La rotta indicata dal Fondo monetario internazionale per il post europee

Redazione

Il governo dovrà inevitabilmente ragionare su un forte aggiustamento fiscale, migliorando un modello oramai insostenibile. Bisogna usare meglio le risorse disponibili e puntare sulle riforme

Mancano poche settimane alla fine di una campagna elettorale noiosa, in cui non si è parlato dei veri problemi dell’Europa e dell’Italia. Per il dopo elezioni c’è però già un’agenda con cui il governo, seppure non vorrà attuarla, dovrà confrontarsi. È il rapporto del Fondo monetario internazionale (Fmi) ex articolo IV, che dice chiaramente che si è chiusa un’epoca.
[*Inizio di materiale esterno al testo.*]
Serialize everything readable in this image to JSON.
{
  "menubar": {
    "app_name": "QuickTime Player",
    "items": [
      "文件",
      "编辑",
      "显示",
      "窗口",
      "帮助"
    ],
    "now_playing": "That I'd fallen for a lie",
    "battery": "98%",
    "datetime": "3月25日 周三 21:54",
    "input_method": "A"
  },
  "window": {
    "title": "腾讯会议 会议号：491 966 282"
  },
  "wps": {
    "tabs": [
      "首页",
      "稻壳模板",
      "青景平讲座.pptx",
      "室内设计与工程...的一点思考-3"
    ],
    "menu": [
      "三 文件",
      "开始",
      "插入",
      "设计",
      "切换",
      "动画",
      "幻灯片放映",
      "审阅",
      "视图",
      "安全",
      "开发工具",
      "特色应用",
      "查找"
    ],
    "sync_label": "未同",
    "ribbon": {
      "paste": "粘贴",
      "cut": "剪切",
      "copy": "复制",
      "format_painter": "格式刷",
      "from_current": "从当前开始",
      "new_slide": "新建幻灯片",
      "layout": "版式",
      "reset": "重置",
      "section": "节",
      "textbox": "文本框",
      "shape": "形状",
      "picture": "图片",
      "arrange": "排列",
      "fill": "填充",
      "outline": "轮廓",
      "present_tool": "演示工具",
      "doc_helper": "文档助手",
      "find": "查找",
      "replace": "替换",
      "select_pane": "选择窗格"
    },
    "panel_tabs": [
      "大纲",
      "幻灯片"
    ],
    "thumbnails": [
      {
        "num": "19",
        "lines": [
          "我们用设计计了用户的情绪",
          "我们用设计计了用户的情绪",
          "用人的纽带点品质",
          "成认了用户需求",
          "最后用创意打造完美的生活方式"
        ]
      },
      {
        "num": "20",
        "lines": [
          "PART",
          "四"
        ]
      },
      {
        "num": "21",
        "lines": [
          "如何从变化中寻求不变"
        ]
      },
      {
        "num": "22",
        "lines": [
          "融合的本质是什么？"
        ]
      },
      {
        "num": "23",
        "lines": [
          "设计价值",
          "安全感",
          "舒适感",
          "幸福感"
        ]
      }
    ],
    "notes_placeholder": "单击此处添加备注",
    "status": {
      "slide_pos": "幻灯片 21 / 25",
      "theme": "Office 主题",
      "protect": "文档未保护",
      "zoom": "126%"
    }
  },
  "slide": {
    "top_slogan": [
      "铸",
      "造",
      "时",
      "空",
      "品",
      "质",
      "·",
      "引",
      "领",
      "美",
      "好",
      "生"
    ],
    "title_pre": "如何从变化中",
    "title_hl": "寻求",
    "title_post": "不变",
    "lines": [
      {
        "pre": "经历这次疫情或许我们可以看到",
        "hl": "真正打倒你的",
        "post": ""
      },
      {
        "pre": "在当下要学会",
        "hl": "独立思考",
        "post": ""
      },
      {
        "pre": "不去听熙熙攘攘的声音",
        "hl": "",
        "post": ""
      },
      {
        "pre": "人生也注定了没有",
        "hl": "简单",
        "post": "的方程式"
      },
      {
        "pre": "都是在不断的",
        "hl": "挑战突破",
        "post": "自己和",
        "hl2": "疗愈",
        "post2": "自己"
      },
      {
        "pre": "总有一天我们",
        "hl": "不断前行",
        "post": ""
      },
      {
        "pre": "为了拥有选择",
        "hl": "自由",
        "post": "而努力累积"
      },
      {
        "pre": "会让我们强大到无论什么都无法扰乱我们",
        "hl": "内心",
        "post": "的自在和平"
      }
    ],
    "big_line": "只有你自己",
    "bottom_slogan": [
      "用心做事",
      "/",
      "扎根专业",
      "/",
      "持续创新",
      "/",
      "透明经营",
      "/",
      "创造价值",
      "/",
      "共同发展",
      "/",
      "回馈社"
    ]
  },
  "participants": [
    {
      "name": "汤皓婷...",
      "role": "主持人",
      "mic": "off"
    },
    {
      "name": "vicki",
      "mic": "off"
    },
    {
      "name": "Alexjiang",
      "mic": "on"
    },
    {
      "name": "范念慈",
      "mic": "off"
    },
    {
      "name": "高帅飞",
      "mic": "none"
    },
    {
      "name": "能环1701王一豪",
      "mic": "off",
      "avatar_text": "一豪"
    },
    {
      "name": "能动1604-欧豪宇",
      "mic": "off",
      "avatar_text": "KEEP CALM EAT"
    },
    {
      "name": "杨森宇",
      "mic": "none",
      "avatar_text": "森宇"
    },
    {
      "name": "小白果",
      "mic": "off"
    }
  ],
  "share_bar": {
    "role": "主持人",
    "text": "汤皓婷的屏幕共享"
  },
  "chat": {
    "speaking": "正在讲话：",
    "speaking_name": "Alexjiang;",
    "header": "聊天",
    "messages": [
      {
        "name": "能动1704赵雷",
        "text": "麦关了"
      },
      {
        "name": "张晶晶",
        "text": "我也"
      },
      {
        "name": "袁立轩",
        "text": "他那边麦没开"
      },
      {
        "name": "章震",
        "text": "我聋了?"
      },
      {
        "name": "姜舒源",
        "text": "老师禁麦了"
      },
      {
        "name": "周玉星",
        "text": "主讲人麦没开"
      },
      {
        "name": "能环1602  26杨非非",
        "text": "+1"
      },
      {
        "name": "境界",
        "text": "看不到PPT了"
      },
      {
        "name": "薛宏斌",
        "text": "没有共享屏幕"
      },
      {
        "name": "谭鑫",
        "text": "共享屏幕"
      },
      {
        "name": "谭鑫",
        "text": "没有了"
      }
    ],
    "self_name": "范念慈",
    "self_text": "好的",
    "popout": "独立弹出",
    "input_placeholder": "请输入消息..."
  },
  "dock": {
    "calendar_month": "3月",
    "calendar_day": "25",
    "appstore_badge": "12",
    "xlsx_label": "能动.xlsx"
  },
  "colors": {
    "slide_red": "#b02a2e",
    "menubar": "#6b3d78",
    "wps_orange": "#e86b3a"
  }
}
Quella dei bonus insensati, di una crescita  sostenuta dal deficit: dalle decontribuzioni ai sussidi per il caro energia, passando per il Superbonus.

  

Per un paese con un debito altissimo e crescente è un modello insostenibile: “È necessario un aggiustamento fiscale più rapido del previsto per abbassare il rapporto debito/pil e ridurre i rischi finanziari”, dice il Fmi. La traduzione in cifre è “un avanzo primario molto più elevato, prossimo al 3 per cento del pil” entro il 2026. Vuol dire un forte aggiustamento fiscale, molto più importante di quello indicato nel Def che prevede un avanzo primario del 2,2 per cento nel 2027 (il 3 per cento, forse, nel 2028). Secondo il Fmi, è possibile una stretta fiscale del genere senza compromettere la crescita. Ma servono riforme profonde per contenere la spesa, evitando qualsiasi sistema di pensionamento anticipato; razionalizzare le tax expenditure con una riforma fiscale che allarghi la base dell’Irpef e ne aumenti la progressività; controllare meglio i crediti d’imposta e sostituire i tagli del cuneo fiscale e le decontribuzioni con misure che “aumentano permanentemente la produttività del lavoro”.

In sostanza, con meno risorse a disposizione, bisogna utilizzare meglio quelle disponibili (come gli investimenti del Pnrr) e puntare soprattutto sulle riforme (del Pnrr) per far salire i salari bassi che riflettono “una produttività del lavoro strutturalmente debole”. Insomma, serve un motore autonomo per la crescita, che non può continuare a essere spinta da deficit e debito. È un programma difficile e di legislatura, quindi Meloni e Giorgetti devono aspettare la fine della campagna elettorale per discuterne. A partire dalla prossima legge di Bilancio.